Plant-parasitic cyst nematodes induce hypermetabolic syncytial nurse cells in the roots of their host plants. Syncytia are their only food source. Cyst nematodes are sexually dimorphic, with their differentiation into male or female strongly influenced by host environmental conditions. Under favourable conditions with plenty of nutrients, more females develop, whereas mainly male nematodes develop under adverse conditions such as in resistant plants. Here, we developed and validated a method to predict the sex of beet cyst nematode (Heterodera schachtii) during the early stages of its parasitism in the host plant Arabidopsis thaliana. We collected root segments containing male-associated syncytia (MAS) or female-associated syncytia (FAS), isolated syncytial cells by laser microdissection, and performed a comparative transcriptome analysis. Genes belonging to categories of defence, nutrient deficiency, and nutrient starvation were over-represented in MAS as compared with FAS. Conversely, gene categories related to metabolism, modification, and biosynthesis of cell walls were over-represented in FAS. We used ß-glucuronidase analysis, qRT-PCR, and loss-of-function mutants to characterize FAS- and MAS-specific candidate genes. Our results demonstrate that various plant-based factors, including immune response, nutrient availability, and structural modifications, influence the sexual fate of the cyst nematodes.

Phylogeography of the soil-borne vector nematode Xiphinema index highly suggests Eastern origin and dissemination with domesticated grapevine.

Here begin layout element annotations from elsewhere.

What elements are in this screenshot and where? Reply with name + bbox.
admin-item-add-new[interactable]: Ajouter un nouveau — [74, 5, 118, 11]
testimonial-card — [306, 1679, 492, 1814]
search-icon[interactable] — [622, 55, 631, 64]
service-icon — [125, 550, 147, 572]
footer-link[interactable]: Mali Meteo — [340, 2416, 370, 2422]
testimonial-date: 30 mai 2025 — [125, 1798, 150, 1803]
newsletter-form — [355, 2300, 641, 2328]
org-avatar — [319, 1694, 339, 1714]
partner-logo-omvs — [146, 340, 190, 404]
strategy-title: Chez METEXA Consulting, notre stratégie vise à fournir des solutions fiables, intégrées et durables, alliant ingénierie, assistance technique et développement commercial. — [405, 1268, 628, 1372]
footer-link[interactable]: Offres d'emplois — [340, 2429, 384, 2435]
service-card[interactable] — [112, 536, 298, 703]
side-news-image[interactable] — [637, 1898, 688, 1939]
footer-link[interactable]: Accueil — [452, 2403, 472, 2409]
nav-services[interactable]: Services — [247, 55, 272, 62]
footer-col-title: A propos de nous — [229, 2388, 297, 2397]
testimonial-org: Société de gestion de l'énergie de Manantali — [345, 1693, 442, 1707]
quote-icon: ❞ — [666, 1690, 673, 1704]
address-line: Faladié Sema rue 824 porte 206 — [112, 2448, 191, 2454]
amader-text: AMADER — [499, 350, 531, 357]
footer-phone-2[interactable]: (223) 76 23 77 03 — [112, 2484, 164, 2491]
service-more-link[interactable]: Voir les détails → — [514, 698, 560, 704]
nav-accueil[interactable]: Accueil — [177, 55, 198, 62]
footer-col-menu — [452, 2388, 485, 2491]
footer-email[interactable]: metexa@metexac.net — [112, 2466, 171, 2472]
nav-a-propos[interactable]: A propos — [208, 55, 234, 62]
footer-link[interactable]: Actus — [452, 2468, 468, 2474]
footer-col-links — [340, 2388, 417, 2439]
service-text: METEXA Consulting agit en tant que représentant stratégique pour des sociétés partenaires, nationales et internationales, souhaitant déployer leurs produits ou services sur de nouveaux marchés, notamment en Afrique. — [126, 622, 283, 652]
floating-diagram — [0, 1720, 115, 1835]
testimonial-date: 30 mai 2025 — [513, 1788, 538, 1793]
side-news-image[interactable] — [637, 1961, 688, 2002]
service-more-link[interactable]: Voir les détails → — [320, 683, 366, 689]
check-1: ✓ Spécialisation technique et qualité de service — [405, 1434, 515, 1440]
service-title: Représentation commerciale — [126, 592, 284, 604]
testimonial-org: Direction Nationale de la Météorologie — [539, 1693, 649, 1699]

The soil-borne nematode Xiphinema index is closely linked to its main host, the grapevine, and presents a major threat to vineyards worldwide due to its ability to transmit Grapevine fanleaf virus (GFLV). The phylogeography of X. index has been studied using mitochondrial and microsatellite markers in samples from most regions of its worldwide distribution to reveal its genetic diversity. We first used the mitochondrial marker CytB and illustrated the low intraspecific divergence of this mainly meiotic parthenogenetic species. To generate a higher polymorphism level, we then concatenated the sequences of CytB and three mitochondrial markers, ATP6, CO1 and ND4, to obtain a 3044-bp fragment. We differentiated two clades, which each contained two well-supported subclades. Samples from the eastern Mediterranean and the Near and Middle East were grouped into three of these subclades, whereas the samples from the western Mediterranean, Europe and the Americas all belonged to the fourth subclade. The highest polymorphism level was found in the samples of one of the Middle and Near East subclades, strongly suggesting that this region contained the native area of the nematode. An east-to-west nematode dissemination hypothesis appeared to match the routes of the domesticated grapevine during Antiquity, presumably mainly dispersed by the Greeks and the Romans. Surprisingly, the samples of the western subclade comprised only two highly similar mitochondrial haplotypes. The first haplotype, from southern Iberian Peninsula, Bordeaux and Provence vineyards, exhibited a high microsatellite polymorphism level that suggests introductions dating from Antiquity. The second haplotype contained a highly predominant microsatellite genotype widespread in distant western countries that may be a consequence of the massive grapevine replanting following the 19th-century phylloxera crisis. Finally, our study enabled us to draw a first scaffold of X. index diversity at the global scale.